Newsletter / Reports
Workforce Alignment Brief: H.I.G. Capital
By Dr. Reggie Padin, AILCN + ExpandPro · June 24, 2026
Executive Summary
H.I.G. Capital is at a decisive moment in its AI transformation. With $75 billion in assets under management, 400+ portfolio companies generating $53 billion in combined annual revenue, and an active hiring push for a Director of AI Training & Development, the firm is making a significant institutional bet on workforce capability as a source of operating leverage.
The data tells a clear story: H.I.G. is deploying AI infrastructure faster than the organizational systems required to make that infrastructure productive. The gap between what the firm is investing in AI tools and what those tools are actually changing about the work is widening — not because the tools are wrong, but because the alignment conditions for workforce capability transformation have not yet been built.
This brief identifies:
- The structural contradictions most likely to drain value from H.I.G.’s AI training investment before it produces measurable results
- The workforce alignment signals most at risk across firm-side and portfolio company operations
- The human experience conditions that will determine whether the Director hire succeeds or stalls within the first year
It is designed to give H.I.G.’s Portfolio Operations leadership a clear picture of where the friction lives — before the training function intended to eliminate it is built.
A Note on Data Sources and Intellectual Honesty
This brief draws from three sources: H.I.G. Capital’s publicly available firm description and website, LinkedIn Insights workforce data as of May–June 2026, and the organization’s published job description for the Director of AI Training & Development role.

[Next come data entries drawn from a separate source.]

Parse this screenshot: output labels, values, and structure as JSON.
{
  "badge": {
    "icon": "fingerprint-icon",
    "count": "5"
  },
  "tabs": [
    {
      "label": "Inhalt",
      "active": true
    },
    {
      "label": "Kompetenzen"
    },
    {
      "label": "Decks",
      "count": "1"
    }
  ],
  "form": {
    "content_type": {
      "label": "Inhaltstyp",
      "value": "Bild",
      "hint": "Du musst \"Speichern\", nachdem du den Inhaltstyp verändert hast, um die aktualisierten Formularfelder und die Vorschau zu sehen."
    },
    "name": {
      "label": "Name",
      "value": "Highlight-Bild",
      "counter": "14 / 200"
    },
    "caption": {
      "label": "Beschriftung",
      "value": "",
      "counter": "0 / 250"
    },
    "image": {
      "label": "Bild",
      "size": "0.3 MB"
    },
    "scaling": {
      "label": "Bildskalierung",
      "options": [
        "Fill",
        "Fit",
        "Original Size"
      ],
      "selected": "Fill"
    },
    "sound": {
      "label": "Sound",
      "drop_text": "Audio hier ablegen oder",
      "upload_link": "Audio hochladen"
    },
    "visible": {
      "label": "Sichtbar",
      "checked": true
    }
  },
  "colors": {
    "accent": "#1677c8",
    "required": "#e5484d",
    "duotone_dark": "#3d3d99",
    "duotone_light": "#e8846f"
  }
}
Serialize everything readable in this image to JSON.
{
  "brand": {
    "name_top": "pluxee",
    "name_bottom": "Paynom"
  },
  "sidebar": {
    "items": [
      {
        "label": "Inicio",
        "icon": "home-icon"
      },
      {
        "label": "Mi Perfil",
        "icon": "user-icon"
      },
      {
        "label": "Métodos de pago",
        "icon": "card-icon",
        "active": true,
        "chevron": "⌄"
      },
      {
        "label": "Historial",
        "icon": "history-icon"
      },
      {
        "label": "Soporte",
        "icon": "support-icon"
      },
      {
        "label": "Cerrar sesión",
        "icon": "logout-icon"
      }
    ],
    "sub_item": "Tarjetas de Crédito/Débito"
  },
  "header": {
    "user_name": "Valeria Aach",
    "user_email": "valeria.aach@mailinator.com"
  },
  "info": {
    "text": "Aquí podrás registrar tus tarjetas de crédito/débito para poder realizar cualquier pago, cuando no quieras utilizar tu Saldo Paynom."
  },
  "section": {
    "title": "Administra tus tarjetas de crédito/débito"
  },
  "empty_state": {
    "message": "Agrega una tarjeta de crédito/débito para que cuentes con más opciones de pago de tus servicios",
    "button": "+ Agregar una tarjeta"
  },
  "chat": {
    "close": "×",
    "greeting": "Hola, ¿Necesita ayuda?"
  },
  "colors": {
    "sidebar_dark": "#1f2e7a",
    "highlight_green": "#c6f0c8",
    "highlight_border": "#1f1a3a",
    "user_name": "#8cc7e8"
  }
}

No internal survey data, employee interviews, compensation records, performance reviews, investment data, portfolio company information, or organizational documents were accessed or reviewed.
Every finding in this brief is an inference — a hypothesis generated by applying the Workforce Alignment Operating System to external signals.
These hypotheses are offered as a framework for strategic conversation, not as conclusions. A full WA-OS diagnostic would confirm, refine, or discard each one through structured internal data collection.
What the Organizational Data Reveals
H.I.G. is not a firm in a steady state. The LinkedIn data shows 1,440 employees with 14% two-year growth, 121 new hires in May 2026 alone, and meaningful expansion across multiple functions simultaneously.
The growth profile is worth examining closely:
- Entrepreneurship is up 27% year-over-year — consistent with expanded portfolio operations activity
- Business Development is up 13% year-over-year, 7% in the last six months
- Engineering is up 31% — suggesting active build-out of technical and product infrastructure
- Marketing is up 33% — a significant investment in brand and deal-flow infrastructure
- Education — 112 employees, 8% of headcount — is actually down 2% in the past six months
That last signal is the one that deserves the most attention.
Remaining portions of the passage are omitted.